My first thoughts were, is it possible to use the 'reflection' approach in 3d:

i.e. in 2d
2, 1
can be reflected to
-1, 2
or 1, -2

to get vectors at 90 degrees

so then I was thinking about taking the normal and doing something like:

-y, x, -z
y, -x, -z
etc

Then I realised there could be problems e.g.
0, 0, 1

would generate
0, 0, -1 and
0, 0, -1

so both 'rotated axes' would be the same.

Is there a simple generalized solution to this problem, or would I need to use quaternions or matrices?

I *think* I may have one possible solution, not probably the best but:

If I do the cross product of the normal with a 'random' vector (just something different to the normal, e.g. normal.z, normal.x, normal y) then I should get a vector 'B' perpendicular to both.

If I then do a cross product of the normal and vector 'B', then I'd get a 3rd vector 'C' perpendicular to both.

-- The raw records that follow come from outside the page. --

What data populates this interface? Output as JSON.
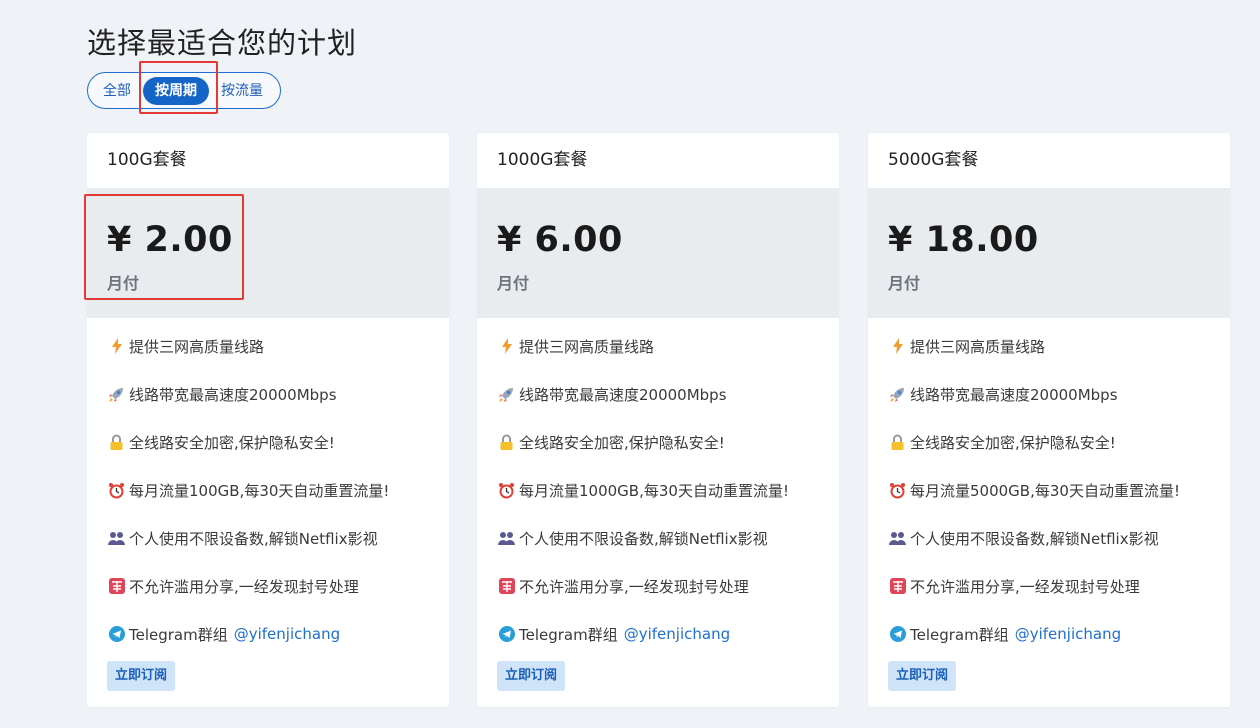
{
  "page_title": "选择最适合您的计划",
  "filters": [
    {
      "label": "全部",
      "active": false
    },
    {
      "label": "按周期",
      "active": true
    },
    {
      "label": "按流量",
      "active": false
    }
  ],
  "plans": [
    {
      "name": "100G套餐",
      "price": "¥ 2.00",
      "period": "月付",
      "features": [
        {
          "icon": "lightning-icon",
          "text": "提供三网高质量线路"
        },
        {
          "icon": "rocket-icon",
          "text": "线路带宽最高速度20000Mbps"
        },
        {
          "icon": "lock-icon",
          "text": "全线路安全加密,保护隐私安全!"
        },
        {
          "icon": "alarm-clock-icon",
          "text": "每月流量100GB,每30天自动重置流量!"
        },
        {
          "icon": "users-icon",
          "text": "个人使用不限设备数,解锁Netflix影视"
        },
        {
          "icon": "prohibited-icon",
          "text": "不允许滥用分享,一经发现封号处理"
        }
      ],
      "telegram_text": "Telegram群组",
      "telegram_link": "@yifenjichang",
      "button": "立即订阅"
    },
    {
      "name": "1000G套餐",
      "price": "¥ 6.00",
      "period": "月付",
      "features": [
        {
          "icon": "lightning-icon",
          "text": "提供三网高质量线路"
        },
        {
          "icon": "rocket-icon",
          "text": "线路带宽最高速度20000Mbps"
        },
        {
          "icon": "lock-icon",
          "text": "全线路安全加密,保护隐私安全!"
        },
        {
          "icon": "alarm-clock-icon",
          "text": "每月流量1000GB,每30天自动重置流量!"
        },
        {
          "icon": "users-icon",
          "text": "个人使用不限设备数,解锁Netflix影视"
        },
        {
          "icon": "prohibited-icon",
          "text": "不允许滥用分享,一经发现封号处理"
        }
      ],
      "telegram_text": "Telegram群组",
      "telegram_link": "@yifenjichang",
      "button": "立即订阅"
    },
    {
      "name": "5000G套餐",
      "price": "¥ 18.00",
      "period": "月付",
      "features": [
        {
          "icon": "lightning-icon",
          "text": "提供三网高质量线路"
        },
        {
          "icon": "rocket-icon",
          "text": "线路带宽最高速度20000Mbps"
        },
        {
          "icon": "lock-icon",
          "text": "全线路安全加密,保护隐私安全!"
        },
        {
          "icon": "alarm-clock-icon",
          "text": "每月流量5000GB,每30天自动重置流量!"
        },
        {
          "icon": "users-icon",
          "text": "个人使用不限设备数,解锁Netflix影视"
        },
        {
          "icon": "prohibited-icon",
          "text": "不允许滥用分享,一经发现封号处理"
        }
      ],
      "telegram_text": "Telegram群组",
      "telegram_link": "@yifenjichang",
      "button": "立即订阅"
    }
  ],
  "colors": {
    "background": "#eff2f7",
    "accent": "#1565c8",
    "price_block": "#e9ecef",
    "highlight_box": "#e53935",
    "button_bg": "#cfe3f9"
  }
}
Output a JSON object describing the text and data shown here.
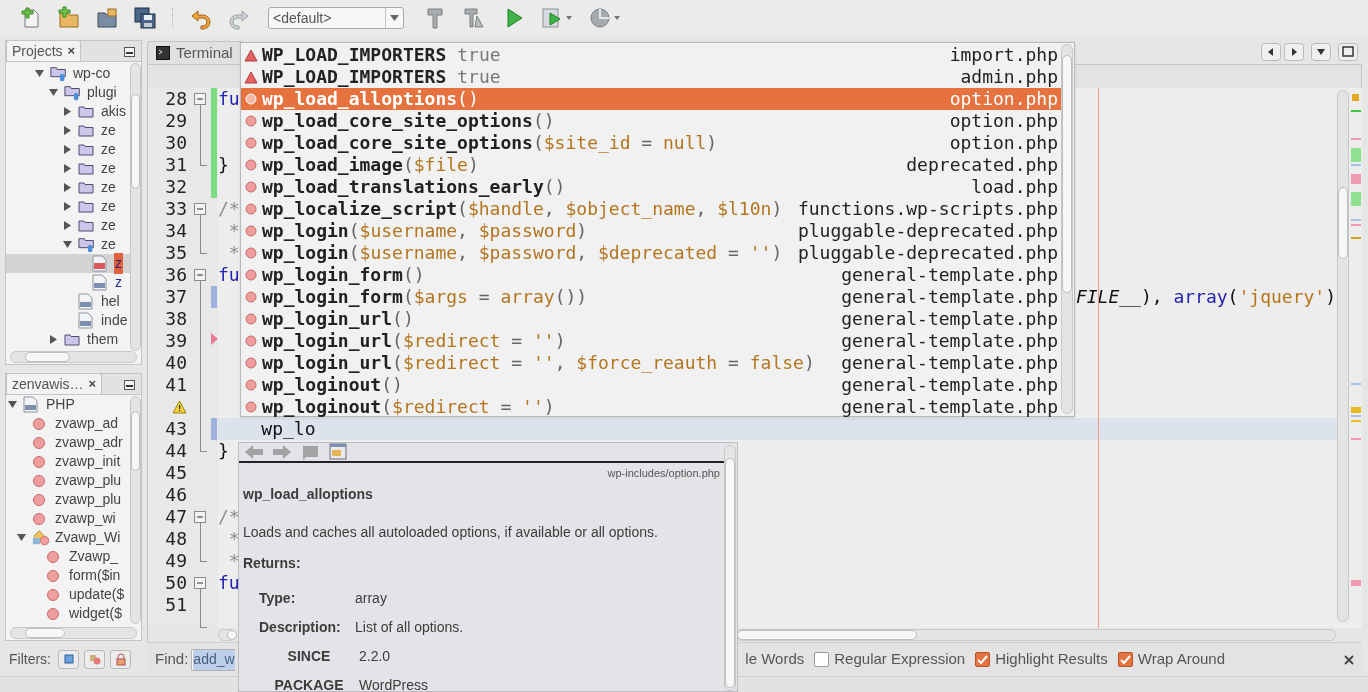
{
  "toolbar": {
    "config": "<default>"
  },
  "projects": {
    "title": "Projects",
    "close": "×",
    "tree": [
      {
        "label": "wp-co",
        "kind": "project",
        "expanded": true,
        "selected": false,
        "children": [
          {
            "label": "plugi",
            "kind": "project",
            "expanded": true,
            "selected": false,
            "children": [
              {
                "label": "akis",
                "kind": "folder",
                "expanded": false,
                "selected": false
              },
              {
                "label": "ze",
                "kind": "folder",
                "expanded": false,
                "selected": false
              },
              {
                "label": "ze",
                "kind": "folder",
                "expanded": false,
                "selected": false
              },
              {
                "label": "ze",
                "kind": "folder",
                "expanded": false,
                "selected": false
              },
              {
                "label": "ze",
                "kind": "folder",
                "expanded": false,
                "selected": false
              },
              {
                "label": "ze",
                "kind": "folder",
                "expanded": false,
                "selected": false
              },
              {
                "label": "ze",
                "kind": "folder",
                "expanded": false,
                "selected": false
              },
              {
                "label": "ze",
                "kind": "project",
                "expanded": true,
                "selected": false,
                "children": [
                  {
                    "label": "z",
                    "kind": "js",
                    "selected": true
                  },
                  {
                    "label": "z",
                    "kind": "php",
                    "selected": false
                  }
                ]
              },
              {
                "label": "hel",
                "kind": "php",
                "selected": false
              },
              {
                "label": "inde",
                "kind": "php",
                "selected": false
              }
            ]
          },
          {
            "label": "them",
            "kind": "folder",
            "expanded": false,
            "selected": false
          }
        ]
      }
    ]
  },
  "navigator": {
    "title": "zenvawis…",
    "close": "×",
    "tree": [
      {
        "label": "PHP",
        "kind": "php",
        "expanded": true,
        "selected": false,
        "children": [
          {
            "label": "zvawp_ad",
            "kind": "function",
            "selected": false
          },
          {
            "label": "zvawp_adr",
            "kind": "function",
            "selected": false
          },
          {
            "label": "zvawp_init",
            "kind": "function",
            "selected": false
          },
          {
            "label": "zvawp_plu",
            "kind": "function",
            "selected": false
          },
          {
            "label": "zvawp_plu",
            "kind": "function",
            "selected": false
          },
          {
            "label": "zvawp_wi",
            "kind": "function",
            "selected": false
          },
          {
            "label": "Zvawp_Wi",
            "kind": "class",
            "expanded": true,
            "selected": false,
            "children": [
              {
                "label": "Zvawp_",
                "kind": "function",
                "selected": false
              },
              {
                "label": "form($in",
                "kind": "function",
                "selected": false
              },
              {
                "label": "update($",
                "kind": "function",
                "selected": false
              },
              {
                "label": "widget($",
                "kind": "function",
                "selected": false
              }
            ]
          }
        ]
      }
    ]
  },
  "filters": {
    "label": "Filters:",
    "buttons": [
      {
        "kind": "fields"
      },
      {
        "kind": "static"
      },
      {
        "kind": "private"
      }
    ]
  },
  "editor": {
    "tabs": [
      {
        "label": "Terminal"
      }
    ],
    "lines": [
      {
        "number": "28",
        "current": false,
        "marks": [
          {
            "kind": "fold_start"
          },
          {
            "kind": "added"
          }
        ],
        "code": [
          {
            "text": "fu",
            "kind": "keyword"
          }
        ]
      },
      {
        "number": "29",
        "current": false,
        "marks": [
          {
            "kind": "fold_line"
          },
          {
            "kind": "added"
          }
        ]
      },
      {
        "number": "30",
        "current": false,
        "marks": [
          {
            "kind": "fold_line"
          },
          {
            "kind": "added"
          }
        ]
      },
      {
        "number": "31",
        "current": false,
        "marks": [
          {
            "kind": "fold_end"
          },
          {
            "kind": "added"
          }
        ],
        "code": [
          {
            "text": "}",
            "kind": "plain"
          }
        ]
      },
      {
        "number": "32",
        "current": false,
        "marks": [
          {
            "kind": "added"
          }
        ]
      },
      {
        "number": "33",
        "current": false,
        "marks": [
          {
            "kind": "fold_start"
          }
        ],
        "code": [
          {
            "text": "/*",
            "kind": "comment"
          }
        ]
      },
      {
        "number": "34",
        "current": false,
        "marks": [
          {
            "kind": "fold_line"
          }
        ],
        "code": [
          {
            "text": " *",
            "kind": "comment"
          }
        ]
      },
      {
        "number": "35",
        "current": false,
        "marks": [
          {
            "kind": "fold_end"
          }
        ],
        "code": [
          {
            "text": " *",
            "kind": "comment"
          }
        ]
      },
      {
        "number": "36",
        "current": false,
        "marks": [
          {
            "kind": "fold_start"
          }
        ],
        "code": [
          {
            "text": "fu",
            "kind": "keyword"
          }
        ]
      },
      {
        "number": "37",
        "current": false,
        "marks": [
          {
            "kind": "fold_line"
          },
          {
            "kind": "modified"
          }
        ],
        "tail": [
          {
            "text": "FILE__",
            "kind": "constant"
          },
          {
            "text": "), ",
            "kind": "plain"
          },
          {
            "text": "array",
            "kind": "keyword"
          },
          {
            "text": "(",
            "kind": "plain"
          },
          {
            "text": "'jquery'",
            "kind": "string"
          },
          {
            "text": ")",
            "kind": "plain"
          }
        ]
      },
      {
        "number": "38",
        "current": false,
        "marks": [
          {
            "kind": "fold_line"
          }
        ]
      },
      {
        "number": "39",
        "current": false,
        "marks": [
          {
            "kind": "fold_line"
          },
          {
            "kind": "deleted"
          }
        ]
      },
      {
        "number": "40",
        "current": false,
        "marks": [
          {
            "kind": "fold_line"
          }
        ]
      },
      {
        "number": "41",
        "current": false,
        "marks": [
          {
            "kind": "fold_line"
          }
        ]
      },
      {
        "current": false,
        "marks": [
          {
            "kind": "warning"
          },
          {
            "kind": "fold_line"
          }
        ]
      },
      {
        "number": "43",
        "current": true,
        "marks": [
          {
            "kind": "fold_line"
          },
          {
            "kind": "modified"
          }
        ],
        "code": [
          {
            "text": "    wp_lo",
            "kind": "plain"
          }
        ]
      },
      {
        "number": "44",
        "current": false,
        "marks": [
          {
            "kind": "fold_end"
          }
        ],
        "code": [
          {
            "text": "}",
            "kind": "plain"
          }
        ]
      },
      {
        "number": "45",
        "current": false
      },
      {
        "number": "46",
        "current": false
      },
      {
        "number": "47",
        "current": false,
        "marks": [
          {
            "kind": "fold_start"
          }
        ],
        "code": [
          {
            "text": "/*",
            "kind": "comment"
          }
        ]
      },
      {
        "number": "48",
        "current": false,
        "marks": [
          {
            "kind": "fold_line"
          }
        ],
        "code": [
          {
            "text": " *",
            "kind": "comment"
          }
        ]
      },
      {
        "number": "49",
        "current": false,
        "marks": [
          {
            "kind": "fold_end"
          }
        ],
        "code": [
          {
            "text": " *",
            "kind": "comment"
          }
        ]
      },
      {
        "number": "50",
        "current": false,
        "marks": [
          {
            "kind": "fold_start"
          }
        ],
        "code": [
          {
            "text": "fu",
            "kind": "keyword"
          }
        ]
      },
      {
        "number": "51",
        "current": false,
        "marks": [
          {
            "kind": "fold_line"
          }
        ]
      },
      {
        "current": false,
        "marks": [
          {
            "kind": "fold_end"
          }
        ]
      }
    ]
  },
  "completion": {
    "items": [
      {
        "kind": "constant",
        "name": "WP_LOAD_IMPORTERS",
        "value": "true",
        "file": "import.php",
        "selected": false
      },
      {
        "kind": "constant",
        "name": "WP_LOAD_IMPORTERS",
        "value": "true",
        "file": "admin.php",
        "selected": false
      },
      {
        "kind": "function",
        "name": "wp_load_alloptions",
        "params": "()",
        "file": "option.php",
        "selected": true
      },
      {
        "kind": "function",
        "name": "wp_load_core_site_options",
        "params": "()",
        "file": "option.php",
        "selected": false
      },
      {
        "kind": "function",
        "name": "wp_load_core_site_options",
        "params": "($site_id = null)",
        "file": "option.php",
        "selected": false
      },
      {
        "kind": "function",
        "name": "wp_load_image",
        "params": "($file)",
        "file": "deprecated.php",
        "selected": false
      },
      {
        "kind": "function",
        "name": "wp_load_translations_early",
        "params": "()",
        "file": "load.php",
        "selected": false
      },
      {
        "kind": "function",
        "name": "wp_localize_script",
        "params": "($handle, $object_name, $l10n)",
        "file": "functions.wp-scripts.php",
        "selected": false
      },
      {
        "kind": "function",
        "name": "wp_login",
        "params": "($username, $password)",
        "file": "pluggable-deprecated.php",
        "selected": false
      },
      {
        "kind": "function",
        "name": "wp_login",
        "params": "($username, $password, $deprecated = '')",
        "file": "pluggable-deprecated.php",
        "selected": false
      },
      {
        "kind": "function",
        "name": "wp_login_form",
        "params": "()",
        "file": "general-template.php",
        "selected": false
      },
      {
        "kind": "function",
        "name": "wp_login_form",
        "params": "($args = array())",
        "file": "general-template.php",
        "selected": false
      },
      {
        "kind": "function",
        "name": "wp_login_url",
        "params": "()",
        "file": "general-template.php",
        "selected": false
      },
      {
        "kind": "function",
        "name": "wp_login_url",
        "params": "($redirect = '')",
        "file": "general-template.php",
        "selected": false
      },
      {
        "kind": "function",
        "name": "wp_login_url",
        "params": "($redirect = '', $force_reauth = false)",
        "file": "general-template.php",
        "selected": false
      },
      {
        "kind": "function",
        "name": "wp_loginout",
        "params": "()",
        "file": "general-template.php",
        "selected": false
      },
      {
        "kind": "function",
        "name": "wp_loginout",
        "params": "($redirect = '')",
        "file": "general-template.php",
        "selected": false
      }
    ]
  },
  "doc": {
    "path": "wp-includes/option.php",
    "title": "wp_load_alloptions",
    "description": "Loads and caches all autoloaded options, if available or all options.",
    "returns_label": "Returns:",
    "returns": [
      {
        "label": "Type:",
        "value": "array"
      },
      {
        "label": "Description:",
        "value": "List of all options."
      }
    ],
    "tags": [
      {
        "label": "SINCE",
        "value": "2.2.0"
      },
      {
        "label": "PACKAGE",
        "value": "WordPress"
      }
    ]
  },
  "find": {
    "label": "Find:",
    "value": "add_w",
    "partial_option": "le Words",
    "options": [
      {
        "label": "Regular Expression",
        "checked": false
      },
      {
        "label": "Highlight Results",
        "checked": true
      },
      {
        "label": "Wrap Around",
        "checked": true
      }
    ]
  }
}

Then I just add B and C to the first point on the plane to get the 2nd and 3rd corners of the triangle.

Would that work?

Ok I've come up with a possible solution, but I think there must be a better way this this:

1) Pick a random vector, different to the normal ..

e.g. z, x, y

2) Calculate vector B as the cross product between the normal and the random vector (it must therefore be perpendicular to both).

3) Calculate vector C as the cross product between the normal and vector B (perpendicular to both).

4) Add B to the first triangle corner to get the 2nd corner, and add C to the first triangle corner to get the 3rd corner.

This *seems* to be working, although there are cases where the polarity of 0.0 coordinates are getting switched, which are causing a few issues.

I still am sure it must be possible to do even simpler just by the reflection method, perhaps with some case statements to determine which axes to reflect?

You are doing something similar to the Gramm-Schmidt process - look it up to see how it avoids the singularities.

Thanks for the pointer! I must admit most of the stuff I read from google went over my head, being a non-mathemagician, but think I'll find an easy to understand implementation eventually.